終わらないNYの魔法

岡田 光世・著
文春文庫・刊

 道を聞くと周りがみな口を出す。地下鉄のホームで他人同士が踊りはじめる。たまたま写真に写りこんだ人が、「これで私を忘れないわね」。静かな車内で著者が噛むガムが大きな音で弾けると、前の男性が「いいね」と指を立てる…。
 大都会・ニューヨークの街角で出会った人たちとの温かい触れ合いを、小粋な英語表現とともに綴る、大人気シリーズ。第9弾『ニューヨークの魔法は終わらない』(岡田光世著・文春文庫)が刊行された。
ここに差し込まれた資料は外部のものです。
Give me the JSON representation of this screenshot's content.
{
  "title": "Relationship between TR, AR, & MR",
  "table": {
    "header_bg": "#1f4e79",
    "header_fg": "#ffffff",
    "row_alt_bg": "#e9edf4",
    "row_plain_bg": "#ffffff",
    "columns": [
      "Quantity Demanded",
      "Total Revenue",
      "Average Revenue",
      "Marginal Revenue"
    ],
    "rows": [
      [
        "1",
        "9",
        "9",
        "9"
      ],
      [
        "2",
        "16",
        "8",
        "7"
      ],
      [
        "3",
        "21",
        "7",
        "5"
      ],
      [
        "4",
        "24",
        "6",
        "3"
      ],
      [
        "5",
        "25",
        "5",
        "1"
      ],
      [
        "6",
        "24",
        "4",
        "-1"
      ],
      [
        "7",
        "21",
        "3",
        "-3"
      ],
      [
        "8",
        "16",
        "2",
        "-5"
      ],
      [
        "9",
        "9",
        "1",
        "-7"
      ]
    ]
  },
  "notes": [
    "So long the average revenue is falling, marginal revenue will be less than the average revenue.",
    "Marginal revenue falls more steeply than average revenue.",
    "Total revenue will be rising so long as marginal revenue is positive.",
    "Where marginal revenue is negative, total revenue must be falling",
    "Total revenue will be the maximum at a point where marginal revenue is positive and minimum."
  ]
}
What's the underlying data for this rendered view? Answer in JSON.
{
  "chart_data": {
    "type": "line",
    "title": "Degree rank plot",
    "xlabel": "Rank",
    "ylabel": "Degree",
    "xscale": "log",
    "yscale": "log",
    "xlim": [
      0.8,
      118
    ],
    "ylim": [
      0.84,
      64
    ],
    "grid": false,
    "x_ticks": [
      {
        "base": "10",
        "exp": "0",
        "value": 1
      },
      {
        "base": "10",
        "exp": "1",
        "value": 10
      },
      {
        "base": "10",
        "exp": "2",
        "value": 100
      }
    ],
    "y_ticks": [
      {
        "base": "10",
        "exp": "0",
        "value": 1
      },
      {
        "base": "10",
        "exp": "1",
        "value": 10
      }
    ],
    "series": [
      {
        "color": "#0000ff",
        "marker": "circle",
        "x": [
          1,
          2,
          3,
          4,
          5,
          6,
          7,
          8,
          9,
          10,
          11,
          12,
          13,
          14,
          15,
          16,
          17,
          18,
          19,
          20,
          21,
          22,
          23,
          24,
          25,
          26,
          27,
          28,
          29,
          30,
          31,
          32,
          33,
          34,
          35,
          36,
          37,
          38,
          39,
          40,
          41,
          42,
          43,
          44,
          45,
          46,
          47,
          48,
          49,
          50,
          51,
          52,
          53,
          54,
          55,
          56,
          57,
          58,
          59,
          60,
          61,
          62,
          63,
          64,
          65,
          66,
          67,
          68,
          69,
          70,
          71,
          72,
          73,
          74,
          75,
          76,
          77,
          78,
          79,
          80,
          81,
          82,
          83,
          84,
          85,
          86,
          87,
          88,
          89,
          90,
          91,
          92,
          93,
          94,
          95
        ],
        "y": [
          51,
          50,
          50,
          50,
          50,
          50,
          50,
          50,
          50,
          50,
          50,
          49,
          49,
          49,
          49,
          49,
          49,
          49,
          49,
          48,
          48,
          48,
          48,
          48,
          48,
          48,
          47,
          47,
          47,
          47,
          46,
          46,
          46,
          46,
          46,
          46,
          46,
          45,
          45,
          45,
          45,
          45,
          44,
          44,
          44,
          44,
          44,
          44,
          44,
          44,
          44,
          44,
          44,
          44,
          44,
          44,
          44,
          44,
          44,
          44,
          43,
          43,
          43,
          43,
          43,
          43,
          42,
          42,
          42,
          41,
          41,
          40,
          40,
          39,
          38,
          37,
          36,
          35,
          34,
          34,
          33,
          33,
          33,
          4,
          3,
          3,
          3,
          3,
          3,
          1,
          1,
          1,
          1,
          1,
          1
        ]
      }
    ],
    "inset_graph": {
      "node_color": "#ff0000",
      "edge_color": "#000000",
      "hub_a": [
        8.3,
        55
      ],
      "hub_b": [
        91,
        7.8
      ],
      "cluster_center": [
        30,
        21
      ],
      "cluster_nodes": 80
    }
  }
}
 第1弾『ニューヨークのとけない魔法』以来、静かな感動を呼び、累計40万部! エッセイが売れない時代に、多くの人の心を鷲掴みにしてきた。 
 「連作を含めて507話。これだけたくさんの人と言葉を交わしてきたことに改めて驚きます」と、岡田さんは語る。
 大都会で孤独を抱えた人も多いけれど、個性的で、お節介で、泣きたくなるほど温かい瞬間がある。そして、私たち日本人が忘れてしまったものを、この街は思い出させてくれるのかもしれない。
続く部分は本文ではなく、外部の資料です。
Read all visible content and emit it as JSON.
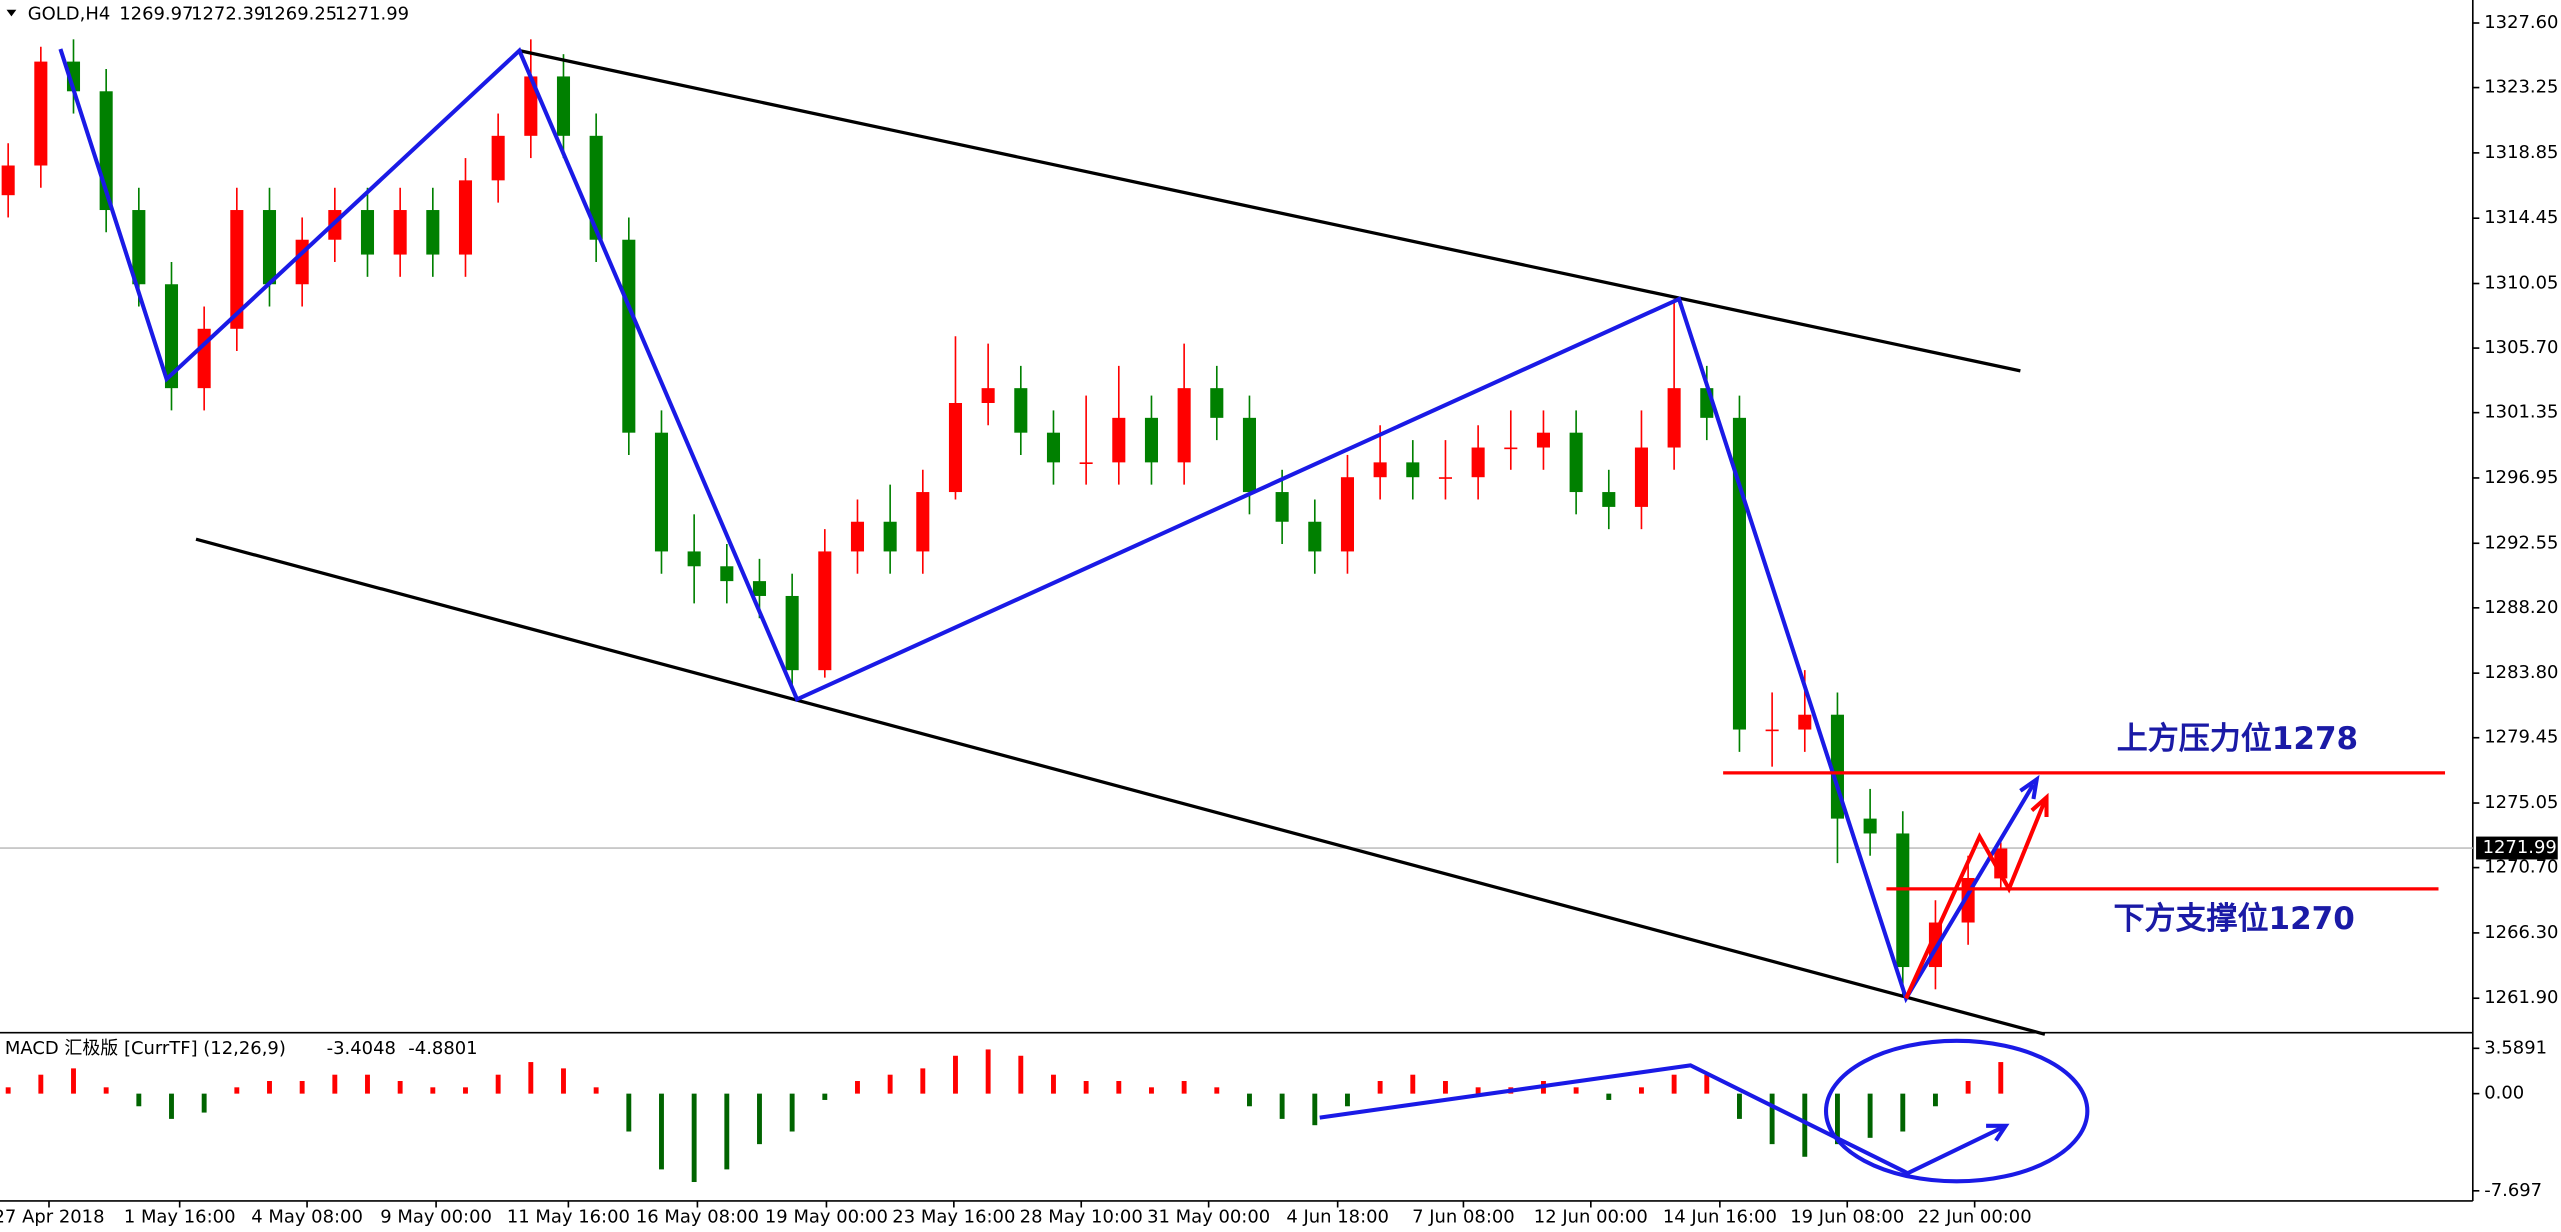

 シリーズの読者は、意外にもニューヨークに行ったことがない人が多い。「いつもバッグに入れて、辛い時に読んでいる」「何度も繰り返し、読み直している」「枕元に置いて、毎晩1話、読んでから眠ります」という手紙が全国から届く。また、どの本から読んでも楽しめて英語も学べるので、プレゼントとしても最適だ。
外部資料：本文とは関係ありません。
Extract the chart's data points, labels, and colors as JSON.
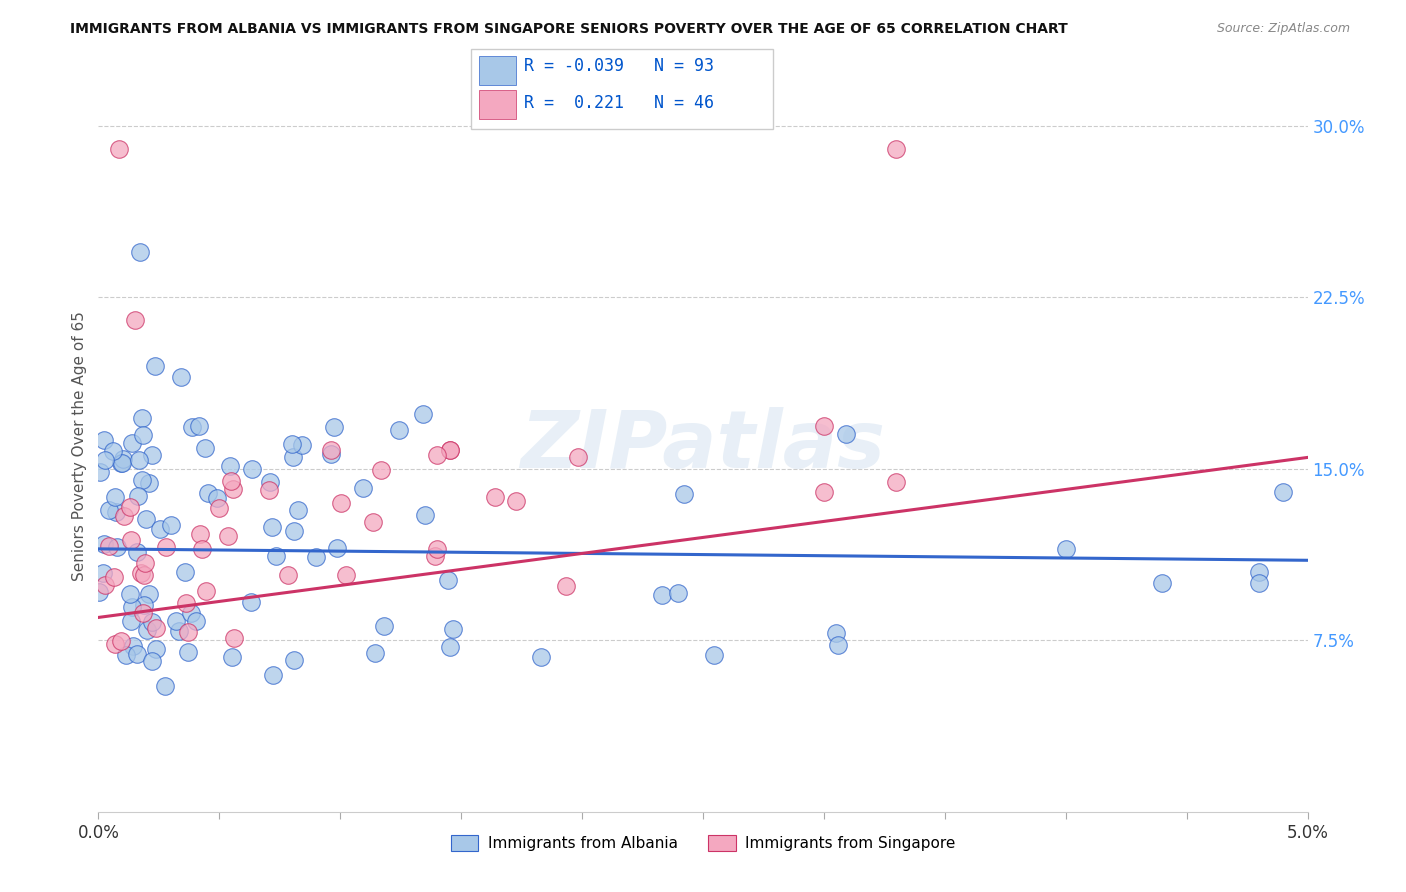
{
  "title": "IMMIGRANTS FROM ALBANIA VS IMMIGRANTS FROM SINGAPORE SENIORS POVERTY OVER THE AGE OF 65 CORRELATION CHART",
  "source": "Source: ZipAtlas.com",
  "ylabel": "Seniors Poverty Over the Age of 65",
  "xlabel_albania": "Immigrants from Albania",
  "xlabel_singapore": "Immigrants from Singapore",
  "albania_R": -0.039,
  "albania_N": 93,
  "singapore_R": 0.221,
  "singapore_N": 46,
  "color_albania": "#A8C8E8",
  "color_singapore": "#F4A8C0",
  "line_color_albania": "#3366CC",
  "line_color_singapore": "#CC3366",
  "background_color": "#FFFFFF",
  "watermark": "ZIPatlas",
  "legend_R_color": "#0055CC",
  "ytick_color": "#4499FF",
  "xtick_color": "#4499FF"
}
 さて、多くの人に愛されている「魔法」シリーズだが、本書をもって、シリーズはいったん幕を閉じる。著者の原点となり、涙なくしては読めない最終章「アメリカの家族アルバム」や、とっておきの秘蔵エピソード、味わいを増した著者撮影のカラー写真など、最後を飾るにふさわしい、渾身の書き下ろしだ。
 「この街で暮らし、どんどん自分が子供に戻っていく気がします。シリーズは終わっても、『ニューヨークの魔法』は終わらない。これからも、さまざまな〈出会い〉を楽しみにしていきたい」と、岡田さんは話す。魔法は当分とけそうにない。
 そして新刊と同日に〈シリーズ特別編〉として、『世界にひろがれ、とけない魔法』がApple Booksで無料配信された。
 既刊本から著者が厳選した30編と、世界各国版の書き下ろしの2部構成。イスラエル、モロッコ、フィンランド、そして日本の松山での、心温まる触れ合いが描かれる。
 ネイティブの英語音声を聞け、著者撮影の写真がアニメーションとなって動くなど、楽しい仕掛けがたくさんあるので、ぜひ気軽にダウンロードしてみてほしい。